Malnutrition affects 780,000 children in Vietnam annually, 210,000 of whom are severely malnourished, according to UNICEF. An additional 2.1 million children younger than five years are “stunted”, or shorter than the average height for their age, either because they did not get enough food, or the food was not nutritious enough, during their early years.
As part of a broader programme to fight malnutrition, the mung bean product was introduced in 2011 in the central Vietnamese province of Kon Tum, where the rate of stunting was 9.2 percent in 2010, the highest level recorded nationwide.

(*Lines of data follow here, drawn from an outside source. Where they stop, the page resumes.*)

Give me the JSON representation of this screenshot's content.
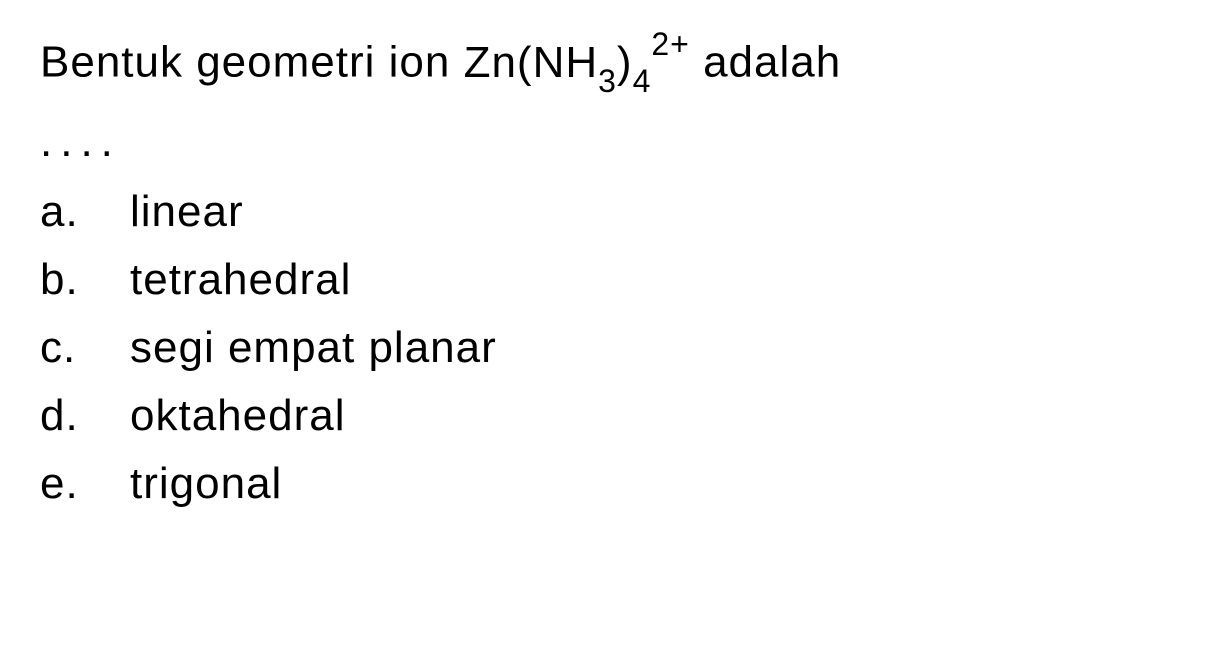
{
  "question": {
    "prefix": "Bentuk geometri ion ",
    "formula_main": "Zn(NH",
    "formula_sub1": "3",
    "formula_close": ")",
    "formula_sub2": "4",
    "formula_sup": "2+",
    "suffix": " adalah",
    "dots": "...."
  },
  "options": [
    {
      "letter": "a.",
      "text": "linear"
    },
    {
      "letter": "b.",
      "text": "tetrahedral"
    },
    {
      "letter": "c.",
      "text": "segi empat planar"
    },
    {
      "letter": "d.",
      "text": "oktahedral"
    },
    {
      "letter": "e.",
      "text": "trigonal"
    }
  ],
  "style": {
    "background_color": "#ffffff",
    "text_color": "#000000",
    "font_size_main": 44,
    "font_size_subsup": 32,
    "font_family": "Arial, Helvetica, sans-serif"
  }
}
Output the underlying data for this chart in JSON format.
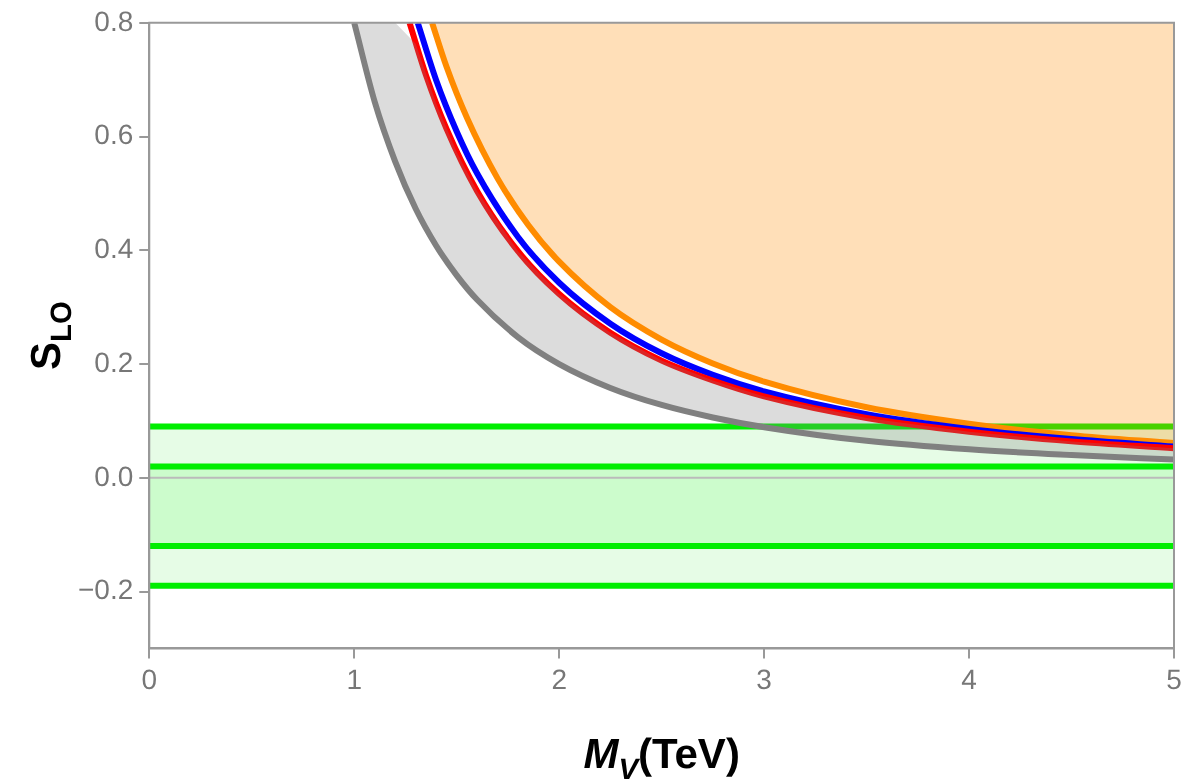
{
  "chart_data": {
    "type": "line",
    "xlabel": "M$_{V}$(TeV)",
    "ylabel": "S$_{LO}$",
    "xlim": [
      0,
      5
    ],
    "xticks": [
      0,
      1,
      2,
      3,
      4,
      5
    ],
    "ylim": [
      -0.3,
      0.8
    ],
    "yticks": [
      -0.2,
      {
        "value": 0,
        "label": "0.0"
      },
      0.2,
      0.4,
      0.6,
      0.8
    ],
    "grid": false,
    "legend": false,
    "marker": "none",
    "line_style": "solid",
    "series": [
      {
        "type": "line",
        "color": "#808080",
        "x": [
          1.0,
          1.1,
          1.2,
          1.3,
          1.4,
          1.5,
          1.6,
          1.8,
          2,
          2.25,
          2.5,
          2.75,
          3,
          3.5,
          4,
          4.5,
          5
        ],
        "values": [
          0.8,
          0.661,
          0.556,
          0.473,
          0.408,
          0.356,
          0.313,
          0.247,
          0.2,
          0.158,
          0.128,
          0.106,
          0.089,
          0.065,
          0.05,
          0.04,
          0.032
        ],
        "lower": [
          0.8,
          0.661,
          0.556,
          0.473,
          0.408,
          0.356,
          0.313,
          0.247,
          0.2,
          0.158,
          0.128,
          0.106,
          0.089,
          0.065,
          0.05,
          0.04,
          0.032
        ],
        "upper": [
          0.8,
          0.8,
          0.8,
          0.763,
          0.658,
          0.573,
          0.504,
          0.398,
          0.323,
          0.255,
          0.206,
          0.171,
          0.143,
          0.105,
          0.081,
          0.064,
          0.052
        ]
      },
      {
        "type": "line",
        "color": "#ff0000",
        "x": [
          1.27,
          1.35,
          1.45,
          1.6,
          1.8,
          2,
          2.25,
          2.5,
          2.75,
          3,
          3.5,
          4,
          4.5,
          5
        ],
        "values": [
          0.8,
          0.708,
          0.614,
          0.504,
          0.398,
          0.323,
          0.255,
          0.206,
          0.171,
          0.143,
          0.105,
          0.081,
          0.064,
          0.052
        ]
      },
      {
        "type": "line",
        "color": "#0000ff",
        "x": [
          1.31,
          1.4,
          1.5,
          1.6,
          1.8,
          2,
          2.25,
          2.5,
          2.75,
          3,
          3.5,
          4,
          4.5,
          5
        ],
        "values": [
          0.8,
          0.699,
          0.609,
          0.535,
          0.423,
          0.343,
          0.271,
          0.219,
          0.181,
          0.152,
          0.112,
          0.086,
          0.068,
          0.055
        ]
      },
      {
        "type": "line",
        "color": "#ff8c00",
        "x": [
          1.38,
          1.45,
          1.55,
          1.7,
          1.85,
          2,
          2.25,
          2.5,
          2.75,
          3,
          3.5,
          4,
          4.5,
          5
        ],
        "values": [
          0.8,
          0.723,
          0.633,
          0.526,
          0.444,
          0.38,
          0.3,
          0.243,
          0.201,
          0.169,
          0.124,
          0.095,
          0.075,
          0.061
        ],
        "lower": [
          0.8,
          0.723,
          0.633,
          0.526,
          0.444,
          0.38,
          0.3,
          0.243,
          0.201,
          0.169,
          0.124,
          0.095,
          0.075,
          0.061
        ],
        "upper": [
          0.8,
          0.8,
          0.8,
          0.8,
          0.8,
          0.8,
          0.8,
          0.8,
          0.8,
          0.8,
          0.8,
          0.8,
          0.8,
          0.8
        ]
      }
    ],
    "bands": [
      {
        "axis": "y",
        "from": -0.19,
        "to": 0.09,
        "color": "#e6fce6"
      },
      {
        "axis": "y",
        "from": -0.12,
        "to": 0.02,
        "color": "#ccfccc"
      }
    ],
    "ref_lines": [
      {
        "axis": "y",
        "value": 0,
        "color": "#bbbbbb"
      },
      {
        "axis": "y",
        "value": 0.09,
        "color": "#00ee00"
      },
      {
        "axis": "y",
        "value": 0.02,
        "color": "#00ee00"
      },
      {
        "axis": "y",
        "value": -0.12,
        "color": "#00ee00"
      },
      {
        "axis": "y",
        "value": -0.19,
        "color": "#00ee00"
      }
    ]
  }
}
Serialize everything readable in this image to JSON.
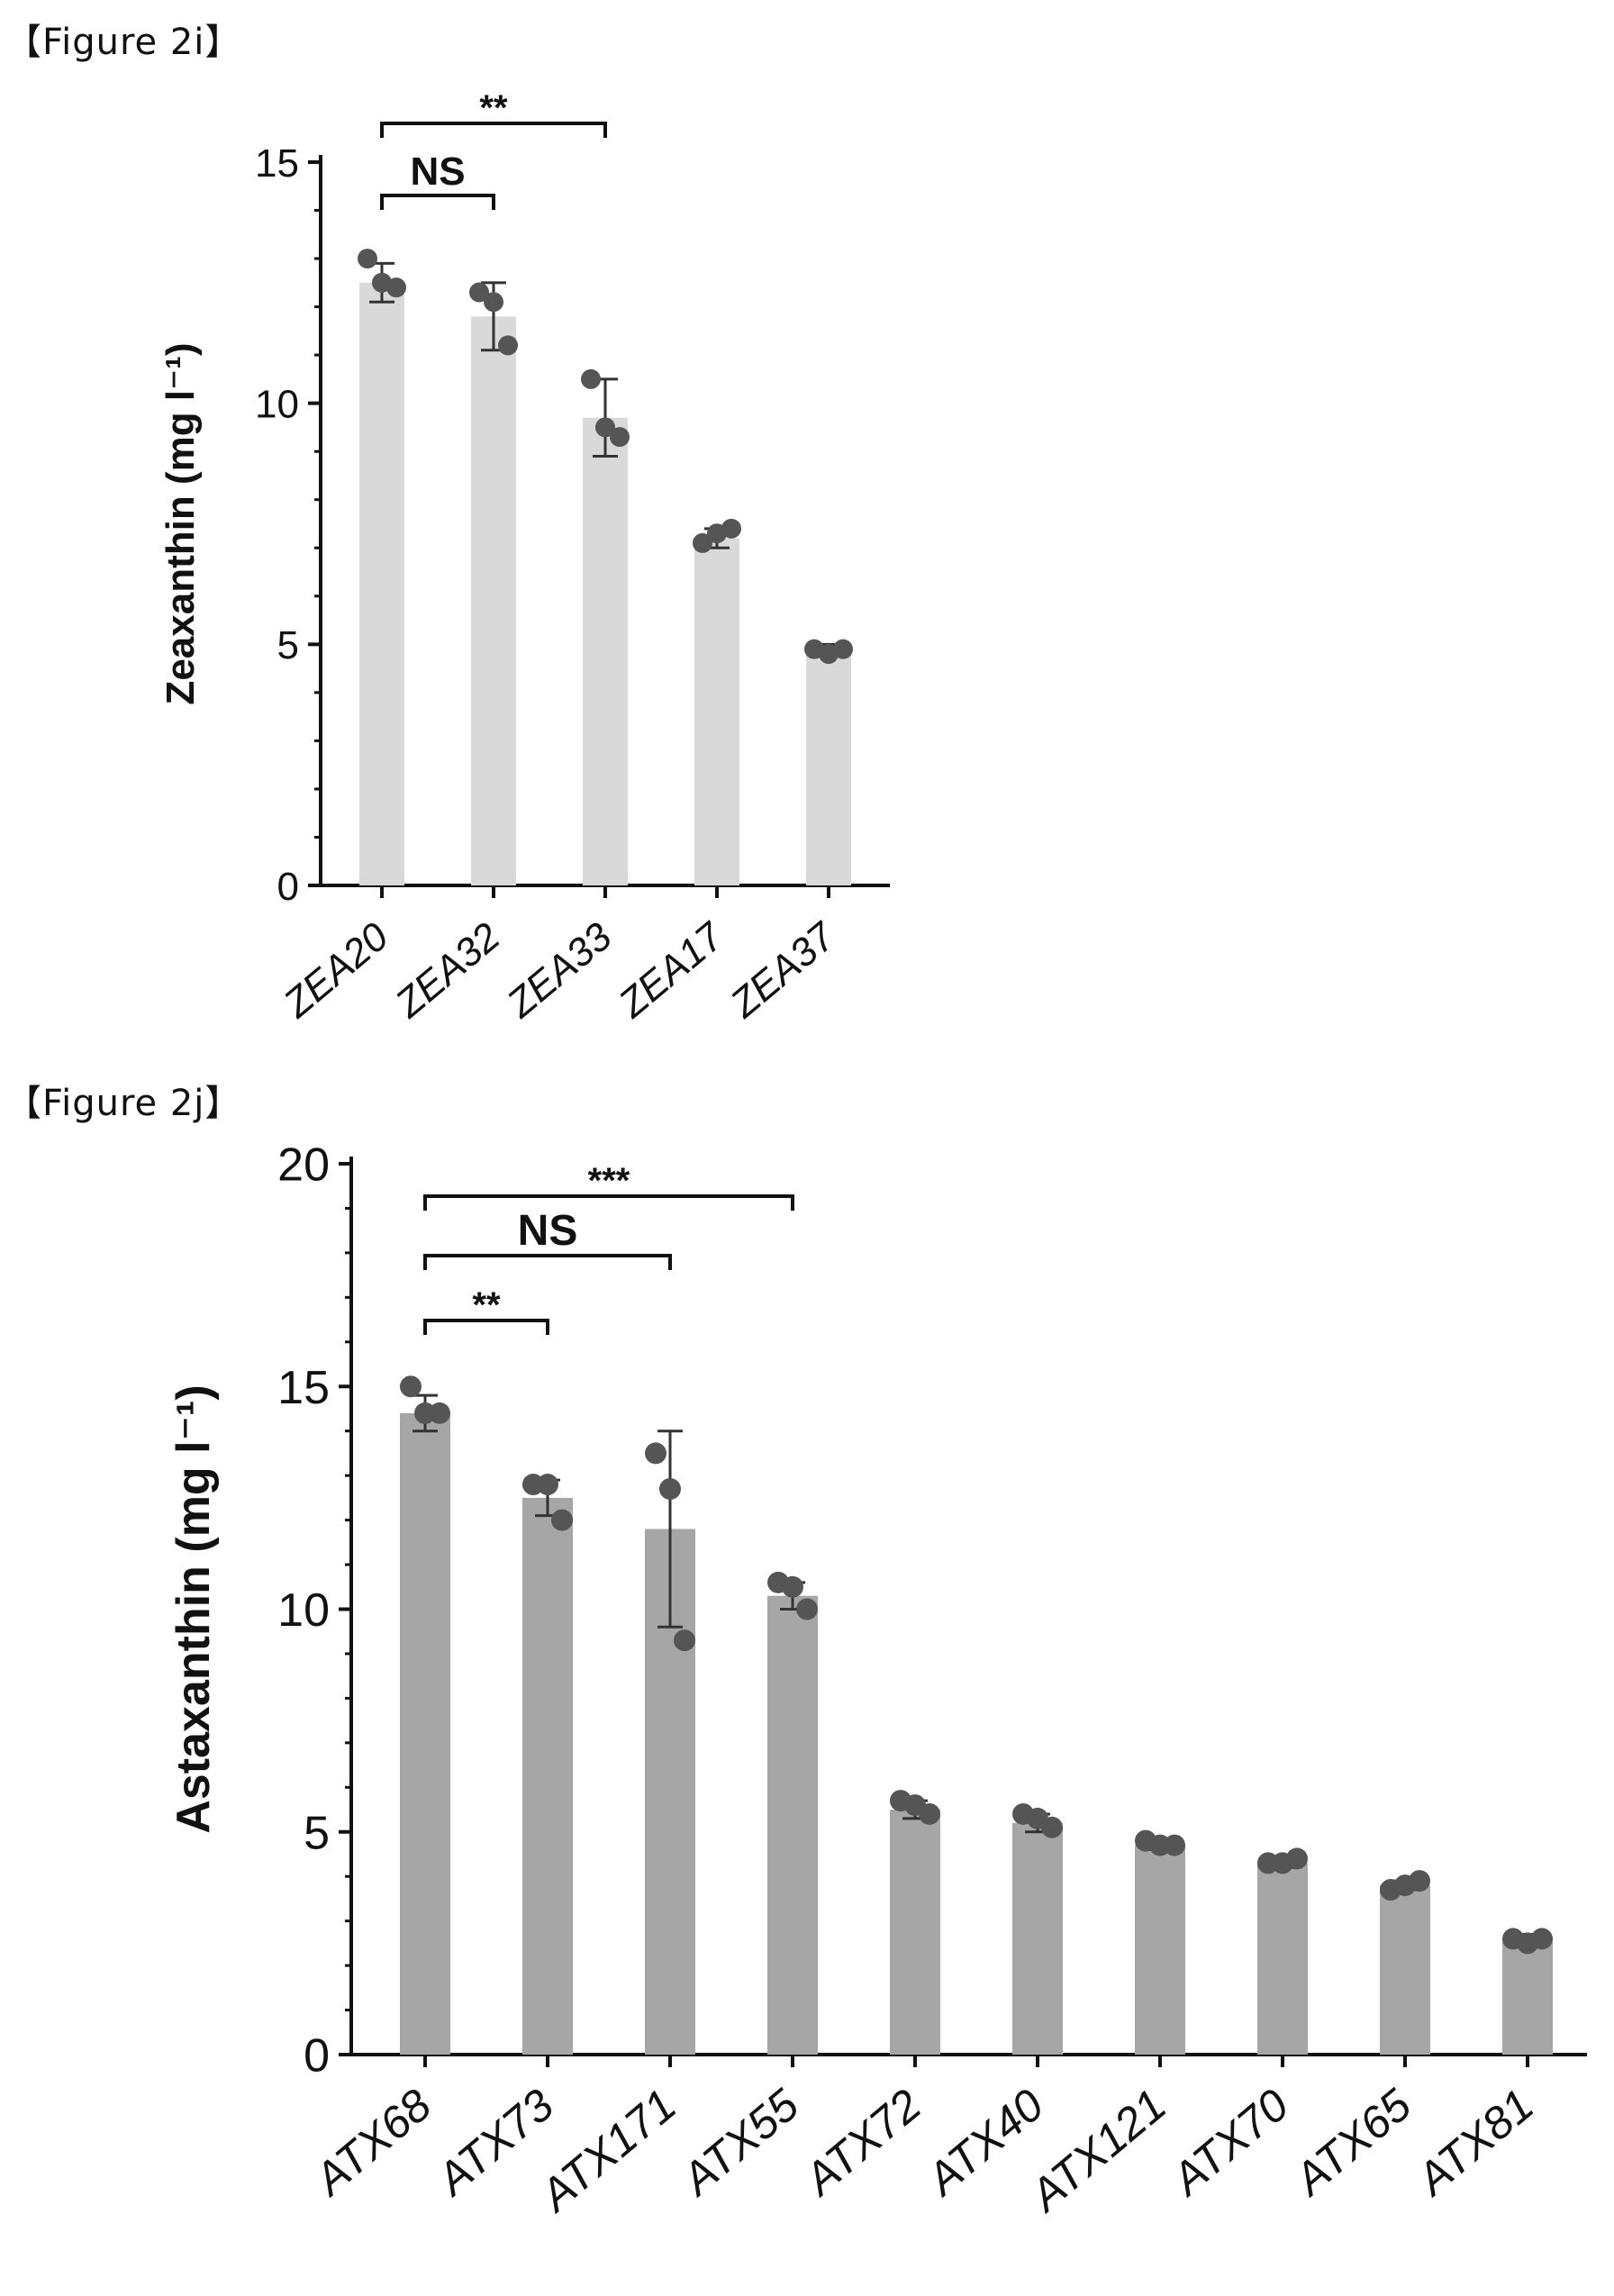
{
  "figures": [
    {
      "label": "【Figure 2i】"
    },
    {
      "label": "【Figure 2j】"
    }
  ],
  "chart_data": [
    {
      "type": "bar",
      "title": "",
      "xlabel": "",
      "ylabel": "Zeaxanthin (mg l⁻¹)",
      "ylim": [
        0,
        15
      ],
      "yticks": [
        0,
        5,
        10,
        15
      ],
      "categories": [
        "ZEA20",
        "ZEA32",
        "ZEA33",
        "ZEA17",
        "ZEA37"
      ],
      "values": [
        12.5,
        11.8,
        9.7,
        7.2,
        4.9
      ],
      "errors": [
        0.4,
        0.7,
        0.8,
        0.2,
        0.1
      ],
      "points": [
        [
          13.0,
          12.5,
          12.4
        ],
        [
          12.3,
          12.1,
          11.2
        ],
        [
          10.5,
          9.5,
          9.3
        ],
        [
          7.1,
          7.3,
          7.4
        ],
        [
          4.9,
          4.8,
          4.9
        ]
      ],
      "bar_color": "#d9d9d9",
      "point_color": "#555555",
      "significance": [
        {
          "from": 0,
          "to": 1,
          "label": "NS"
        },
        {
          "from": 0,
          "to": 2,
          "label": "**"
        }
      ]
    },
    {
      "type": "bar",
      "title": "",
      "xlabel": "",
      "ylabel": "Astaxanthin (mg l⁻¹)",
      "ylim": [
        0,
        20
      ],
      "yticks": [
        0,
        5,
        10,
        15,
        20
      ],
      "categories": [
        "ATX68",
        "ATX73",
        "ATX171",
        "ATX55",
        "ATX72",
        "ATX40",
        "ATX121",
        "ATX70",
        "ATX65",
        "ATX81"
      ],
      "values": [
        14.4,
        12.5,
        11.8,
        10.3,
        5.5,
        5.2,
        4.7,
        4.3,
        3.8,
        2.6
      ],
      "errors": [
        0.4,
        0.4,
        2.2,
        0.3,
        0.2,
        0.2,
        0.1,
        0.1,
        0.1,
        0.1
      ],
      "points": [
        [
          15.0,
          14.4,
          14.4
        ],
        [
          12.8,
          12.8,
          12.0
        ],
        [
          13.5,
          12.7,
          9.3
        ],
        [
          10.6,
          10.5,
          10.0
        ],
        [
          5.7,
          5.6,
          5.4
        ],
        [
          5.4,
          5.3,
          5.1
        ],
        [
          4.8,
          4.7,
          4.7
        ],
        [
          4.3,
          4.3,
          4.4
        ],
        [
          3.7,
          3.8,
          3.9
        ],
        [
          2.6,
          2.5,
          2.6
        ]
      ],
      "bar_color": "#a6a6a6",
      "point_color": "#555555",
      "significance": [
        {
          "from": 0,
          "to": 1,
          "label": "**"
        },
        {
          "from": 0,
          "to": 2,
          "label": "NS"
        },
        {
          "from": 0,
          "to": 3,
          "label": "***"
        }
      ]
    }
  ]
}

“I fed it to my three-year-old son for five days and he put on nearly one kilogramme,” said Y Khi, 34, from the Ro Ngao ethnic minority group in the mountainous Central Highlands. Y Khi grows rice and cassava to make a living, and says she struggles to feed her seven children.
Known locally as “hebi”, the mung bean cakes are popular with some children, she said, but not others.
“They first gave me 10 packages for my youngest daughter, who is 13 months old, but she couldn’t eat it because she didn’t like the taste,” Y Khi said, speaking via telephone from a health centre in the Dak La commune in the highlands.
“I am trying to give my daughter milk to prevent her from becoming more malnourished, but it’s difficult to buy milk. It’s difficult to give babies hebi, but for children who can eat it, it’s very good.”
Both institutes are developing another product with fewer micronutrients and calories to treat moderate malnutrition at a lower cost, and plans to supply both products to other countries in the region on a non-profit basis.
“The Philippines [is] very interested in this product, Cambodia as well,” Wieringa said, noting that countries eventually need to produce their own therapeutic foods. “I think that countries would like to change the taste and texture a bit, depending on local preference.”
Whether to manufacture or import would be determined by need. Importing therapeutic foods can be expensive due to customs paperwork, fees and storage, said Huynh Nam Phuong from the NIN.
“It depends on how big the problem of malnutrition is, the capacity of health, nutrition and food production [systems], and the culture.”